– Mas por que eu deveria? Sem um argumento muito convincente, não me movo. Se não há uma boa razão, não vejo, não ouço, não falo. Ponho-me como os macacos de Nikko.
– Os três macacos não estão preocupados com isso. Eles estão à procura de paz. Acham que se não vemos, não ouvimos e não falamos sobre o mal alheio, tudo fica bem.
– Pois é do que se trata: se não há uma boa razão que me satisfaça, deixo de saber, não me interessa; definitivamente, não é negócio meu.
– Mas não é disso que falo. Aliás, esses macacos sugerem alienação. Tapam-se. Excluem-se da realidade. E não pensas que faltam falas e atos inteligentes sobre o mundo?
– Estás vendo? Tenho razão. É de se ficar em silêncio e de se manter distância; a maioria fala e comete tolices.

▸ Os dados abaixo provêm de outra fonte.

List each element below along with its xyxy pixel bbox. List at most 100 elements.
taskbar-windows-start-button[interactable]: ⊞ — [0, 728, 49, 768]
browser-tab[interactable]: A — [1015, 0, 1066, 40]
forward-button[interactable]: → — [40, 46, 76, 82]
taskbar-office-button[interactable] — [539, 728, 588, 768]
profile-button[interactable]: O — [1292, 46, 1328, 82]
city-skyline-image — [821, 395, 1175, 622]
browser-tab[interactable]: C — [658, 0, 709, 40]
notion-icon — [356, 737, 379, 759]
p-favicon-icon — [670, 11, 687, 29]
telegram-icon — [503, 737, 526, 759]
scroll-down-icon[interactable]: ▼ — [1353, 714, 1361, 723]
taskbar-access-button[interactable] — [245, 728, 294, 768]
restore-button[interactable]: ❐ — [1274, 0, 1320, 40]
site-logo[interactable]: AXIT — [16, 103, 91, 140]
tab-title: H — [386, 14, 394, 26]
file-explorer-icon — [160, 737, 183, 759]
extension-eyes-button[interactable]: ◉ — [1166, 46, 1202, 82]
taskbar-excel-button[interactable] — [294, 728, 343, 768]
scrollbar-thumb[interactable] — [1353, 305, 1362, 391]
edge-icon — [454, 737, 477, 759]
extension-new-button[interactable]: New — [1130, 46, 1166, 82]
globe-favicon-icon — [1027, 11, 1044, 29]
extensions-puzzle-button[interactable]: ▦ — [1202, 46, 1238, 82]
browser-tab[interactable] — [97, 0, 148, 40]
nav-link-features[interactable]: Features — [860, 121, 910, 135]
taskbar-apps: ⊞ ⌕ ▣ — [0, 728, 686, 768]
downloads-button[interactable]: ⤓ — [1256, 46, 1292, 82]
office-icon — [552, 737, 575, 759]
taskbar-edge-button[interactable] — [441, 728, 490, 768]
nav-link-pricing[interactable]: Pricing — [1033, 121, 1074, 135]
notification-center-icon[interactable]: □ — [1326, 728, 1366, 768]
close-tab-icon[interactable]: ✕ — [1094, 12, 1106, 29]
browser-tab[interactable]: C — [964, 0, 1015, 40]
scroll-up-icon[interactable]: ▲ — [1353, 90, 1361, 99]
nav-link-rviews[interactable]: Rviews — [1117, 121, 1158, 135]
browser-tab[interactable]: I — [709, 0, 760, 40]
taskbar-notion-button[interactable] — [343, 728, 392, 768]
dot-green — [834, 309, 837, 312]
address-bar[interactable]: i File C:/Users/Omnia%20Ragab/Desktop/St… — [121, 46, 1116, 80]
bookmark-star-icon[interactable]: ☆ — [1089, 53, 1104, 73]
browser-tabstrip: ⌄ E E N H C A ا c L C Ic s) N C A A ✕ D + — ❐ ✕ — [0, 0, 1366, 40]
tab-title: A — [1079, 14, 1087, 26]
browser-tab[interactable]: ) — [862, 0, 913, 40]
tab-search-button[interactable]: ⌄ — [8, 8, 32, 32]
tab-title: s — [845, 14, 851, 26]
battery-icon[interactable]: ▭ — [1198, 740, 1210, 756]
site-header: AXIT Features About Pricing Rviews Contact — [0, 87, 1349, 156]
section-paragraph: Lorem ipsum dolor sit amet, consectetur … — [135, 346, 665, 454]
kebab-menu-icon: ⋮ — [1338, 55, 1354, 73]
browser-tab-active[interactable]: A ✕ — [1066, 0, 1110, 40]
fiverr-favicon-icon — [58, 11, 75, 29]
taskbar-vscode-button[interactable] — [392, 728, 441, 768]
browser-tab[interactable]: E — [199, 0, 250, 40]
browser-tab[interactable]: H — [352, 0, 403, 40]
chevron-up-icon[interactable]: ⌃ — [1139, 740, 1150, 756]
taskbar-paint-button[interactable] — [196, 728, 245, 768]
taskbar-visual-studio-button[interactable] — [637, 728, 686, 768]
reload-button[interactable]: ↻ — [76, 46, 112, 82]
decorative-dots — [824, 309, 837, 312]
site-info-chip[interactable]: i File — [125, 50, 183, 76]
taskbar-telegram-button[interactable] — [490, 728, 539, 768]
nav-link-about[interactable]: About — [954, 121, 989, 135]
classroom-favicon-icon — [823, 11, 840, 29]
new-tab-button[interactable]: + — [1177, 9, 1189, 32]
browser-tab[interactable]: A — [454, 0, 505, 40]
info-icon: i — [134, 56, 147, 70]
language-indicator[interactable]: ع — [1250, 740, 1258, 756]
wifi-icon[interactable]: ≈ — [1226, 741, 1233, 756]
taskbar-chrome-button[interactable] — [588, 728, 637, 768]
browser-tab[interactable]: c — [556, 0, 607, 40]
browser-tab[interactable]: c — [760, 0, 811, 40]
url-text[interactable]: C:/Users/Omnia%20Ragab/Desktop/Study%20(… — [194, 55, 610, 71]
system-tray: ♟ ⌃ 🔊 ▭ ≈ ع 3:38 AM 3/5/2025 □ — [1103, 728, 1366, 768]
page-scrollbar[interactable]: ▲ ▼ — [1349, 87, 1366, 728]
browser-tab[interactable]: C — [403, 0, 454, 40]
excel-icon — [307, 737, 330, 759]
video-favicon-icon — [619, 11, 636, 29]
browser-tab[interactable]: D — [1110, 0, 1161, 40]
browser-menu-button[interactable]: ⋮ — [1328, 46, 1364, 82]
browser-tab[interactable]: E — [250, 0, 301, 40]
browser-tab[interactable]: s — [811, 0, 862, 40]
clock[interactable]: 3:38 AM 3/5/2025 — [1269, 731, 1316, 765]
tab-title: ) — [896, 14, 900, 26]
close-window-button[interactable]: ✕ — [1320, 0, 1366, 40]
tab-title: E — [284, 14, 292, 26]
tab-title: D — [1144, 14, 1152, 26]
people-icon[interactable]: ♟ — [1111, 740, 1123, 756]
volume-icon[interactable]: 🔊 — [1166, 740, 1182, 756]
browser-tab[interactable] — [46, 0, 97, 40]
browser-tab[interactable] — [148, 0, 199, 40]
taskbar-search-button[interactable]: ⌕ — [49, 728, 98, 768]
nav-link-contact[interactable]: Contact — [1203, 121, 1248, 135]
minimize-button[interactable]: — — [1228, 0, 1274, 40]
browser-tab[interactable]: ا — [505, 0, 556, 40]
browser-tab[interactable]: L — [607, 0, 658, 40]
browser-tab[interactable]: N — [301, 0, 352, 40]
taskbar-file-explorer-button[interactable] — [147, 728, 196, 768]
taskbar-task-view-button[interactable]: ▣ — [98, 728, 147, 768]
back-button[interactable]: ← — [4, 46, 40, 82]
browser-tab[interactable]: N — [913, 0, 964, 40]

– Tens razão coisa nenhuma. Se não te acercas da ralidade não as sentes. Fechar-te ao mundo? Nada aprendes. E a conversa era outra, falávamos sobre a tua impertinência de sempre perguntar: Por que deveria?, Por que iria?, Por que faria?. Sempre me vens com um: Por que sim?.
– Claro! Exatamente! Insisto: não me movo sem que me mova a lógica.
– Lógica? Lógica é coerência, não é contabilidade de disposição anímica. Acreditas que vais organizar tuas emoções com se faz a um almoxarifado?
– Lá vens tu. Pareces desses azafamados que detratam a burocracia. A vida tem que ter ordem. Não se pode, sem mais, fazer qualquer coisa por qualquer motivo.
– Também penso assim. Mas não é possível ficar à procura de uma razão anterior para os gestos da vida.
– Ao contrário; deve-se, sim, procurar razões. A razão é o agente da atitude, dá-lhe mais certeza, dá uma clara indicação de quando fazer e quando não fazer.
– Uma configuração de panorama futuro? Desconfio que isso dificilmente se confirme. O devir é uma relação da tua vontade com o aleatório do mundo, e isso é o fascinante da existência.
– As pessoas... Olha, as pessoas agora me vêm com isso, de lançarem-se à sorte. Ao mesmo tempo vivem com medo, querem segurança. Como pode? As coisas têm que ser analisadas e programadas.
– Assim me parece... A ponderação... Mas isso não garante nada. Aí está a questão. As angústias vêm daí. Supões que as pessoas têm medo porque lhes falta a segurança possível. Ora, essa segurança que propões é impossível. A incerteza compõe o quadro da vida.
– Errado! Muito errado! Podemos perfeitamente traçar planos.
– Sim... Mas o futuro não tem compromisso com teus projetos. E sempre podemos, nós mesmos, mudar de ideia, não é? Aliás, é bem comum mudarmos de ideia, pois não?
– Minhas ações, desculpa, mas eu as submeto. Eu as condiciono, considerando o momento, as circunstâncias.
– Jamais! A conjuntura é que condiciona os teus atos. Repito, é uma relação: tu opinas, mas, se “navegar é preciso, viver não é preciso”; viver não é exato, mal fazendo um trocadilho com a poesia.
– Poetas estão fora do mundo, fico com minhas cautelas.
– Cautelas que também as tenho, como bússola, não como mapa. Levo-as comigo; carrego-as por aí; não me ponho estacionado nelas. Olha, achei na internet...
– Que é? De que se trata? São úteis?
– Escritos. São poéticos, são de meninas poetas, não vais gostar...
– Ora, não me amoles. Diz lá.
– Então ouve: ‘‘Ah!, fico com o por que não?, é desafio: por que não escutar, olhar, dizer? Por que não fazer? Sou livre para as tentativas. O por que sim? sugere prévio arrependimento’’ (Adriana Alves).
– Não estou para experiências arriscadas.
– O risco compõe o quadro: “Sou toda por que não?, os meus encontros e desencontros jamais serão indicados por um por que sim?. O por que não? é a aventura provocadora da vida” (Karine Gomes Vieira).
– Parece que queres abrir a vida... Eu quero fechar conclusão e cuidar da minha possibilidade.
– Nota como te enganas. Entre o teu fechar-te e o ousar te expor aos tantos possíveis: “Sim, sim: por que não?. Cada por que não? é uma possibilidade. Quero muitas possibilidades” (Maíra Zimmermann).